Gli inizi del dialogo continuativo tra Carsten Nicolai e Ryuichi Sakamoto risalgono ormai a quindici anni fa: ma se escludiamo il lavoro del duo alla soundtrack di “Revenant - Redivivo” (2015), composto assieme al neoclassicista Bryce Dessner, tra la conclusione del ciclo VIRUS (cinque uscite da “Vrioon” a “Summvs”) e il presente ricongiungimento intercorrono circa sei anni, durante i quali il maestro giapponese si è sostanzialmente preso un periodo di isolamento, dovuto anche alla diagnosi di un tumore alla faringe nel 2014. Lo scorso anno il silenzio è stato interrotto dai frammenti di poesia sonora di “async”, accolto entusiasticamente e tributato da vari colleghi con una serie di rework originali.
Da sempre le sperimentazioni del duo si direbbe prendano le mosse da principi di eleganza e trasparenza, creando spazi di meditazione racchiusi entro pareti solide e austere: l’equivalente di una disciplina zen aggiornata al ventunesimo secolo, e forse la definizione più esatta di sound design.
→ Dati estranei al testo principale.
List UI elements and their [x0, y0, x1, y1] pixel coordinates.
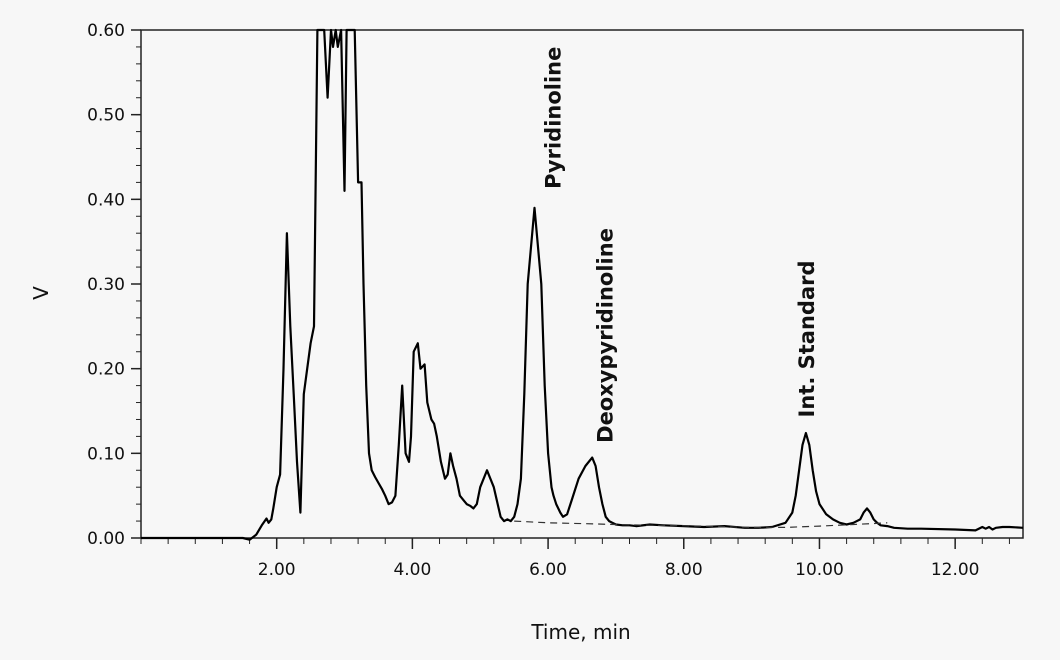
minor-ticks	[136, 29, 1010, 544]
peak-label: Int. Standard	[795, 260, 819, 417]
y-tick-label: 0.20	[87, 360, 125, 380]
y-axis-title: V	[29, 286, 53, 300]
x-tick-label: 2.00	[258, 560, 296, 580]
y-tick-label: 0.10	[87, 444, 125, 464]
x-tick-label: 12.00	[931, 560, 980, 580]
y-tick-label: 0.30	[87, 275, 125, 295]
peak-label: Pyridinoline	[542, 47, 566, 189]
y-tick-label: 0.50	[87, 106, 125, 126]
signal-trace-line	[141, 28, 1024, 541]
x-axis-title: Time, min	[530, 620, 630, 644]
series-layer	[141, 28, 1024, 541]
y-tick-label: 0.40	[87, 190, 125, 210]
y-tick-label: 0.00	[87, 529, 125, 549]
x-tick-labels: 2.00 4.00 6.00 8.00 10.00 12.00	[258, 560, 980, 580]
y-tick-labels: 0.00 0.10 0.20 0.30 0.40 0.50 0.60	[87, 21, 125, 549]
major-ticks	[131, 29, 956, 549]
plot-frame	[140, 29, 1024, 539]
x-tick-label: 4.00	[393, 560, 431, 580]
peak-annotations: Pyridinoline Deoxypyridinoline Int. Standa…	[542, 47, 820, 443]
x-tick-label: 6.00	[529, 560, 567, 580]
x-tick-label: 8.00	[665, 560, 703, 580]
x-tick-label: 10.00	[795, 560, 844, 580]
peak-label: Deoxypyridinoline	[594, 228, 618, 443]
axes	[140, 29, 1024, 539]
y-tick-label: 0.60	[87, 21, 125, 41]
baseline-dashed-line	[514, 520, 888, 529]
Registrata in presa diretta dopo una sola prova, la singolare performance tra le vetrate della Glass House a New Canaan (Connecticut), progettata dall’architetto Philip Johnson nel 1949, conferma in pieno – benché con modalità diverse – l’approccio “ritualistico” di Noto e Sakamoto, volto qui a ristabilire il sodalizio forgiato negli anni d’oro della raster-noton.
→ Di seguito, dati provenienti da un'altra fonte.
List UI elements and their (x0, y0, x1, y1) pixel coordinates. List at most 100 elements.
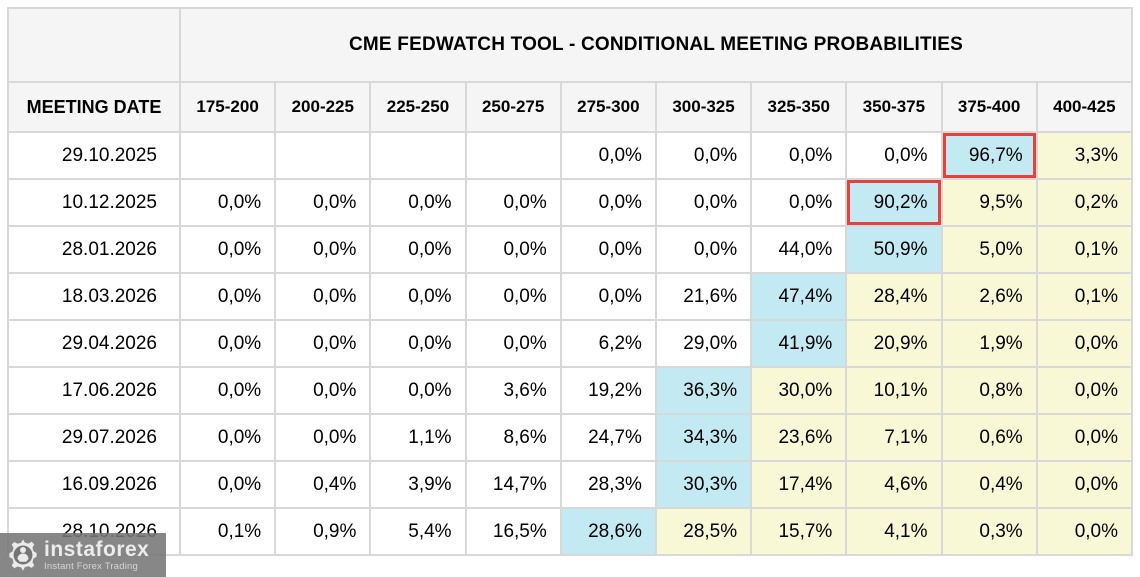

A ben vedere, dunque, in “Glass” si realizza un'ulteriore forma di quella “trasparenza” per mezzo di risonanze ariose che, almeno all'orecchio, non appaiono inquadrate in una struttura dalle proporzioni esatte e immutabili, ma al contrario si espandono e dissolvono in uno spazio acustico virtualmente più permissivo di un classico studio di registrazione, ispirando nel duo un’inedita pratica free form.
In questo preciso contesto, più che mai, si avverte un forte richiamo alle geometrie dell'estetica visiva e sonora di Eno (già cristallizzata nel ralenti di “By This River”), che proprio con l’ultimo “Reflection” ha raggiunto forse la più pura sintesi della sua ricerca sulla musica generativa. Ciò nonostante, un bordone plumbeo e persistente in profondità attribuisce una sfumatura dark in grado di allargare il loro margine di separazione.
I gesti dei due maestri sono al contempo spontanei e controllati, gentili ma risoluti in rapporto alle diverse sorgenti e superfici sonore predisposte: lo conferma l'esauriente montaggio che documenta circa due terzi della performance, dove la telecamera si muove liberamente tra le ampie finestre tempestate di pois rossi, memori dell’eccentrica arte decorativa di Yayoi Kusama.
Nicolai agisce su piccoli cembali in bronzo con l’archetto, mentre Sakamoto sfiora con un battente delle ampie campane tibetane; le stesse ampie finestre, percosse con le dita o sfregate con martelletti di gomma, divengono una “tela” sonora per mezzo della microfonazione a contatto. I segnali radar di marca Noto si fanno talmente sottili e continui da divenire parte invisibile del tessuto principale, sul quale prevalgono rintocchi pervasivi, tintinnii e tenui cascate di suono artificiale.
Quello che nell’anteprima pubblicata oltre un anno fa poteva sembrare un timido esercizio tra ambient acustica e digitale, gradevole ma tutto sommato ordinario, nel missaggio finale acquista una pienezza sonora che riafferma, con la consueta sobrietà, la caratura artistica di un binomio unico nel suo genere.